Testing on a bigger dataset was a good idea because it also showed that some systems were not designed for a bigger scale. We achieved out of memory errors for Rasa, SF-ID-Network-For-NLU and DeepPavlov. We had to limit the number of features for Rasa and reimplement a whole module to use sparse matrices instead of dense. Also for SF-ID-Network-For-NLU and DeepPavlov we had to cut the number of words in a message to one hundred.
Comparison Criteria for the Best Chatbot Framework Selection
First of all, we used two datasets:
- Proprietary German dataset with 700 texts with 4 intents (provided by the customer)
- Open English datasets ATIS and SNIPS datasets with 20314 texts and 25 intents
The simple default metric for this task is accuracy or the percent of correctly classified examples. But for our task, the F0.5 measure was more appropriate because we had “unrecognized” intent among others and precision was more important than recall.

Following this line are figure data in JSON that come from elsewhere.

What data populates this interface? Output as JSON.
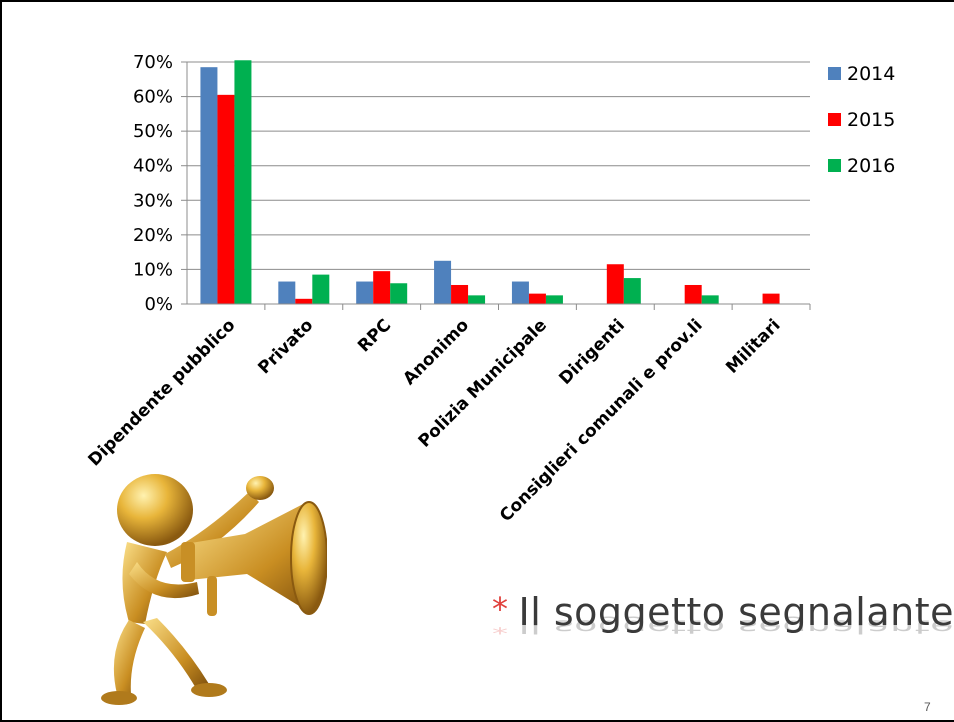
{
  "chart_data": {
    "type": "bar",
    "categories": [
      "Dipendente pubblico",
      "Privato",
      "RPC",
      "Anonimo",
      "Polizia Municipale",
      "Dirigenti",
      "Consiglieri comunali e prov.li",
      "Militari"
    ],
    "series": [
      {
        "name": "2014",
        "color": "#4f81bd",
        "values": [
          68.5,
          6.5,
          6.5,
          12.5,
          6.5,
          0,
          0,
          0
        ]
      },
      {
        "name": "2015",
        "color": "#ff0000",
        "values": [
          60.5,
          1.5,
          9.5,
          5.5,
          3,
          11.5,
          5.5,
          3
        ]
      },
      {
        "name": "2016",
        "color": "#00b050",
        "values": [
          70.5,
          8.5,
          6,
          2.5,
          2.5,
          7.5,
          2.5,
          0
        ]
      }
    ],
    "yticks": [
      "0%",
      "10%",
      "20%",
      "30%",
      "40%",
      "50%",
      "60%",
      "70%"
    ],
    "ylim": [
      0,
      70
    ],
    "grid": true,
    "legend": "right"
  },
  "slide": {
    "bullet": "*",
    "heading": "Il soggetto segnalante",
    "page_number": "7"
  },
  "illustration": {
    "icon": "golden-figure-with-megaphone-icon"
  }
}
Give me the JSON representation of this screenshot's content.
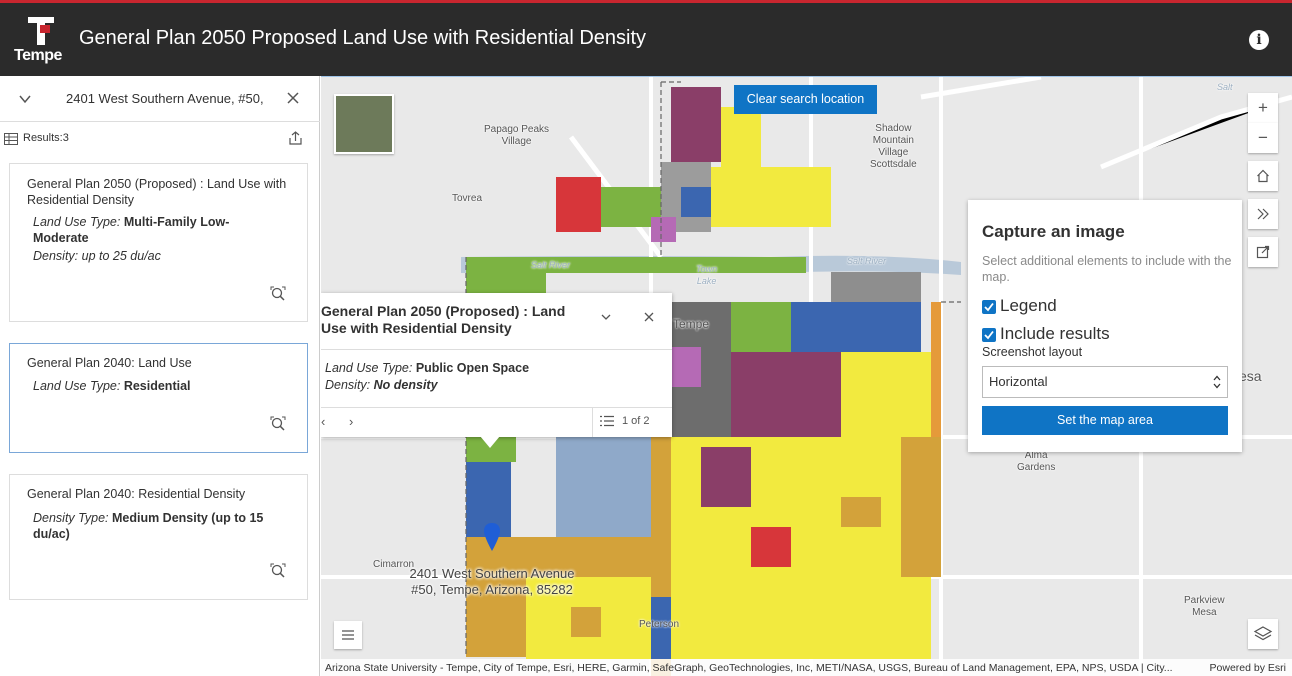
{
  "header": {
    "logo_text": "Tempe",
    "title": "General Plan 2050 Proposed Land Use with Residential Density",
    "info_glyph": "i"
  },
  "sidebar": {
    "search_value": "2401 West Southern Avenue, #50,",
    "results_label": "Results:3",
    "cards": [
      {
        "title": "General Plan 2050 (Proposed) : Land Use with Residential Density",
        "fields": [
          {
            "key": "Land Use Type:",
            "value": "Multi-Family Low-Moderate",
            "value_style": "bold"
          },
          {
            "key": "Density:",
            "value": "up to 25 du/ac",
            "value_style": "italic"
          }
        ]
      },
      {
        "title": "General Plan 2040: Land Use",
        "fields": [
          {
            "key": "Land Use Type:",
            "value": "Residential",
            "value_style": "bold"
          }
        ]
      },
      {
        "title": "General Plan 2040: Residential Density",
        "fields": [
          {
            "key": "Density Type:",
            "value": "Medium Density (up to 15 du/ac)",
            "value_style": "bold"
          }
        ]
      }
    ]
  },
  "map": {
    "clear_button": "Clear search location",
    "labels": {
      "papago": "Papago Peaks\nVillage",
      "shadow": "Shadow\nMountain\nVillage\nScottsdale",
      "tovrea": "Tovrea",
      "salt_river": "Salt River",
      "salt_river_2": "Salt River",
      "town_lake": "Town\nLake",
      "tempe": "Tempe",
      "mesa": "esa",
      "alma": "Alma\nGardens",
      "cimarron": "Cimarron",
      "parkview": "Parkview\nMesa",
      "peterson": "Peterson",
      "salt_top": "Salt"
    },
    "address_label": "2401 West Southern Avenue\n#50, Tempe, Arizona, 85282",
    "attribution": "Arizona State University - Tempe, City of Tempe, Esri, HERE, Garmin, SafeGraph, GeoTechnologies, Inc, METI/NASA, USGS, Bureau of Land Management, EPA, NPS, USDA | City...",
    "powered_by": "Powered by Esri",
    "controls": {
      "zoom_in": "+",
      "zoom_out": "−"
    }
  },
  "popup": {
    "title": "General Plan 2050 (Proposed) : Land Use with Residential Density",
    "fields": [
      {
        "key": "Land Use Type:",
        "value": "Public Open Space",
        "value_style": "bold"
      },
      {
        "key": "Density:",
        "value": "No density",
        "value_style": "italic"
      }
    ],
    "prev": "‹",
    "next": "›",
    "pager": "1 of 2"
  },
  "capture": {
    "title": "Capture an image",
    "description": "Select additional elements to include with the map.",
    "options": [
      {
        "label": "Legend",
        "checked": true
      },
      {
        "label": "Include results",
        "checked": true
      }
    ],
    "layout_label": "Screenshot layout",
    "layout_value": "Horizontal",
    "set_area_button": "Set the map area"
  },
  "colors": {
    "header_bg": "#2b2b2b",
    "accent_red": "#c8262f",
    "primary_blue": "#0f74c5",
    "residential_yellow": "#f2ea3f",
    "commercial_red": "#d7363a",
    "open_space_green": "#7cb342",
    "industrial_purple": "#b56ab5",
    "mixed_blue": "#3b66b0",
    "gray": "#8e8e8e",
    "tan": "#d3a23a",
    "plum": "#8a3e68"
  }
}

Thus, three metrics were considered simultaneously:
- F0.5 for our German dataset
- accuracy for our German dataset
- accuracy for big English dataset
Results of the Chatbot Frameworks Comparison
|German F0.5||German accuracy||atis+snips accuracy||slots classification||online learning||issues|
|supervised Rasa||83%||88%||97%||yes||no||OOM bug, so need |
|xgboost + ngrams||80%||82%||91%||no||no||no|
|SF ID NLU||77%||82%||97%||yes||no||OOM issue, so need |
|DeepPavlov||72%||80%||91%||yes||no||OOM issue, so need |
The supervised Rasa model is chosen as best by all metrics and it allows slots detection for the future. As mentioned above, the out-of-memory issue was also fixed. So now it’s completely reliable and can expect to achieve state-of-the-art quality in the future when more training data is available.

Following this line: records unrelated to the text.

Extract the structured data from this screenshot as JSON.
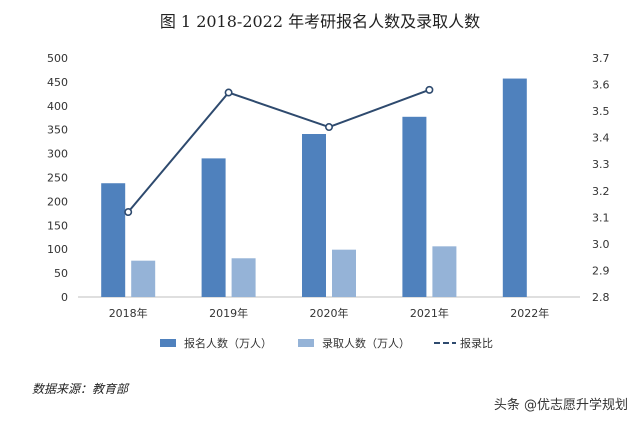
{
  "chart_data": {
    "type": "bar",
    "title": "图 1  2018-2022 年考研报名人数及录取人数",
    "categories": [
      "2018年",
      "2019年",
      "2020年",
      "2021年",
      "2022年"
    ],
    "series": [
      {
        "name": "报名人数（万人）",
        "type": "bar",
        "axis": "left",
        "color": "#4f81bd",
        "values": [
          238,
          290,
          341,
          377,
          457
        ]
      },
      {
        "name": "录取人数（万人）",
        "type": "bar",
        "axis": "left",
        "color": "#95b3d7",
        "values": [
          76,
          81,
          99,
          106,
          null
        ]
      },
      {
        "name": "报录比",
        "type": "line",
        "axis": "right",
        "color": "#2e4a6e",
        "values": [
          3.12,
          3.57,
          3.44,
          3.58,
          null
        ]
      }
    ],
    "ylim_left": [
      0,
      500
    ],
    "yticks_left": [
      "0",
      "50",
      "100",
      "150",
      "200",
      "250",
      "300",
      "350",
      "400",
      "450",
      "500"
    ],
    "ylim_right": [
      2.8,
      3.7
    ],
    "yticks_right": [
      "2.8",
      "2.9",
      "3.0",
      "3.1",
      "3.2",
      "3.3",
      "3.4",
      "3.5",
      "3.6",
      "3.7"
    ],
    "legend_position": "bottom",
    "grid": false
  },
  "source": "数据来源：教育部",
  "watermark": "头条 @优志愿升学规划"
}
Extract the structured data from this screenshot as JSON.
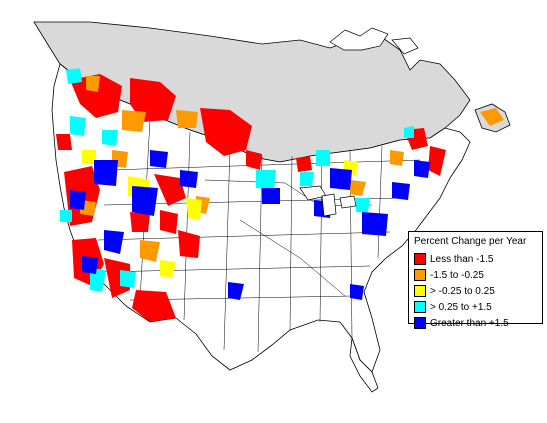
{
  "colors": {
    "background": "#ffffff",
    "no_data_region": "#d9d9d9",
    "boundary": "#000000",
    "less_than_neg_1_5": "#ff0000",
    "neg_1_5_to_neg_0_25": "#ff9900",
    "neg_0_25_to_0_25": "#ffff00",
    "pos_0_25_to_1_5": "#00ffff",
    "greater_than_1_5": "#0000ff"
  },
  "legend": {
    "title": "Percent Change per Year",
    "items": [
      {
        "label": "Less than -1.5",
        "color": "#ff0000"
      },
      {
        "label": "-1.5 to -0.25",
        "color": "#ff9900"
      },
      {
        "label": "> -0.25 to 0.25",
        "color": "#ffff00"
      },
      {
        "label": "> 0.25 to +1.5",
        "color": "#00ffff"
      },
      {
        "label": "Greater than +1.5",
        "color": "#0000ff"
      }
    ]
  }
}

Rasa Supervised Model for Intent Recognition
Let’s describe how it works. The main steps are shown in the diagram.
The authors say that char n-grams are the main features and for our case of the German language they are even more important because of compound nouns. It’s interesting that labels are encoded the same way as texts. So the algorithm may have different quality if we rename labels and the quality may be higher if we use similar names for similar labels.
The star space classifier is described in this paper. This algorithm embeds labels and texts with vectors of the same dimension and then compares corresponding texts
a and labels
b with cosine distance
cos(a, b). Also, some non-corresponding labels
bi are generated by negative sampling. They are also compared to text by cosine similarity
cos(a, bi). Then the negative log loss of softmax of all these similarities
cos(a, b), cos(a, bi)... is used as a loss function.
In the Rasa framework, they improve the original paper algorithm by inserting dense layers for achieving embedding vectors. Also, it’s interesting that batch size is incremented instead of learning rate decay during training.
Conclusion: the Best Chatbot Framework
We found out that Rasa is a good general chatbot framework and used it for both intent recognition and chat scenario parts. We had to reimplement the source code for our scale of data. Also, we used a model ensembling to further improve quality.